In recent years, the Internet of Things (IoT) paradigm has gained much popularity due to its potential ability to integrate the physical world with the digital world. However, this digital revolution is driving an insatiable demand for wireless spectrum, leading the upcoming novel personal, social and industrial IoT applications competing for limited spectrum resources. One of the main challenges that may hinder the vision of IoT is the scarcity of radio spectrum. Therefore, in order to cope with the challenge of spectrum scarcity brought about by the unprecedented number of IoT devices, this paper proposes to integrate cognitive radio (CR) technology with the IoT paradigm (CR-IoTNet). The CR is realized as a promising solution to improve the spectrum utilization and alleviate the spectrum scarcity in wireless networks. In CR, spectrum sensing is widely recognized as a key technology that enables secondary users (SUs) to detect spectrum holes and have the opportunity to access unoccupied spectrum. The CR-IoTNet, which is composed of multiple primary user (PU) base-stations and SU devices as IoT smart objects, performs the joint spectrum sensing and optimal allocation of spectrum to the requesting SU-IoT devices in the network through an intelligent fusion center (IFC). Furthermore, we employ support vector machines (SVM) in CR-IoTNet, enabling it to learn and adapt to the changing network dynamics, and identify the PU spectrum usage based on the established multi-class $(J\times 6)$-D feature set. The performance of CR-IoTNet is evaluated across several key factors, where simulation results validate the efficacy of the proposed framework in achieving high reliable identification, classification and allocation of unoccupied frequency bands in PU spectrum, especially in key areas of low signal-to-noise ratio (SNR). In addition, the trained SVM classifier obtained 95.11% accuracy, with 92.67% true positive rate and 96.34% true negative rate in CR-IoTNet, reflecting the optimal allocation of PU nodes for spectrum access.

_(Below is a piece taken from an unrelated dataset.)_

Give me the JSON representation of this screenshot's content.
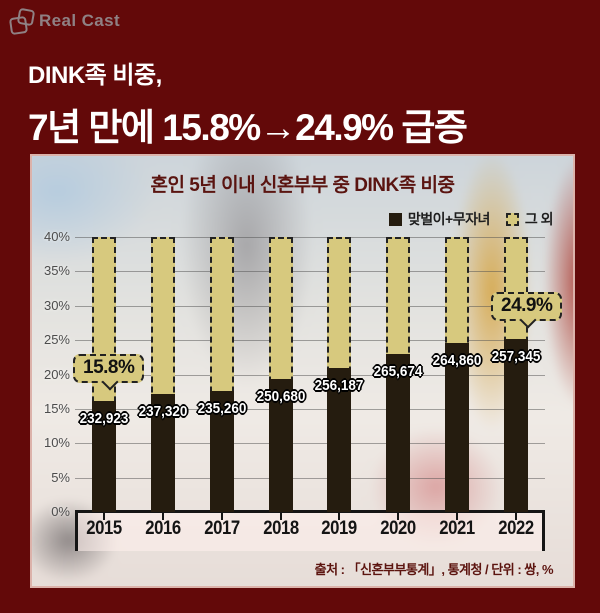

近年来，物联网（IoT）范式因其具有将物理世界与数字世界整合的潜在能力而广受欢迎。但是，这场数字革命正在推动对无线频谱的无限需求，从而导致即将到来的新型个人，社交和工业物联网应用争夺有限的频谱资源。可能阻碍物联网愿景的主要挑战之一是无线电频谱的匮乏。因此，为了应对物联网设备数量空前带来的频谱稀缺的挑战，本文提出将认知无线电（CR）技术与物联网范式（CR-IoTNet）集成在一起。CR被认为是一种有前途的解决方案，可以提高频谱利用率并减轻无线网络中的频谱稀缺性。在CR中 频谱感测被公认为是一项关键技术，可使次要用户（SU）能够检测频谱空洞并有机会访问未占用的频谱。由多个主要用户（PU）基站和SU设备作为IoT智能对象组成的CR-IoTNet通过智能融合执行联合频谱感知和频谱优化分配给网络中请求的SU-IoT设备中心（IFC）。此外，我们在CR-IoTNet中采用了支持向量机（SVM），使其能够学习和适应不断变化的网络动态，并根据已建立的多类别识别PU频谱使用情况 它由多个主要用户（PU）基站和SU设备作为IoT智能对象组成，它通过智能融合中心（IFC）进行联合频谱感知和频谱优化分配给网络中请求的SU-IoT设备。此外，我们在CR-IoTNet中采用了支持向量机（SVM），使其能够学习和适应不断变化的网络动态，并根据已建立的多类别识别PU频谱使用情况 它由多个主要用户（PU）基站和SU设备作为IoT智能对象组成，它通过智能融合中心（IFC）进行联合频谱感知和频谱优化分配给网络中请求的SU-IoT设备。此外，我们在CR-IoTNet中采用了支持向量机（SVM），使其能够学习和适应不断变化的网络动态，并根据已建立的多类别识别PU频谱使用情况$（Ĵ\times 6）$-D功能集。CR-IoTNet的性能在多个关键因素上进行了评估，其中仿真结果验证了所提出框架在实现PU频谱中未占用频段的高可靠识别，分类和分配方面的有效性，尤其是在信噪比低的关键领域。噪声比（SNR）。此外，训练有素的SVM分类器在CR-IoTNet中获得了95.11％的准确率，真实率为92.67％，真实阴性率为96.34％，反映了用于频谱访问的PU节点的最佳分配。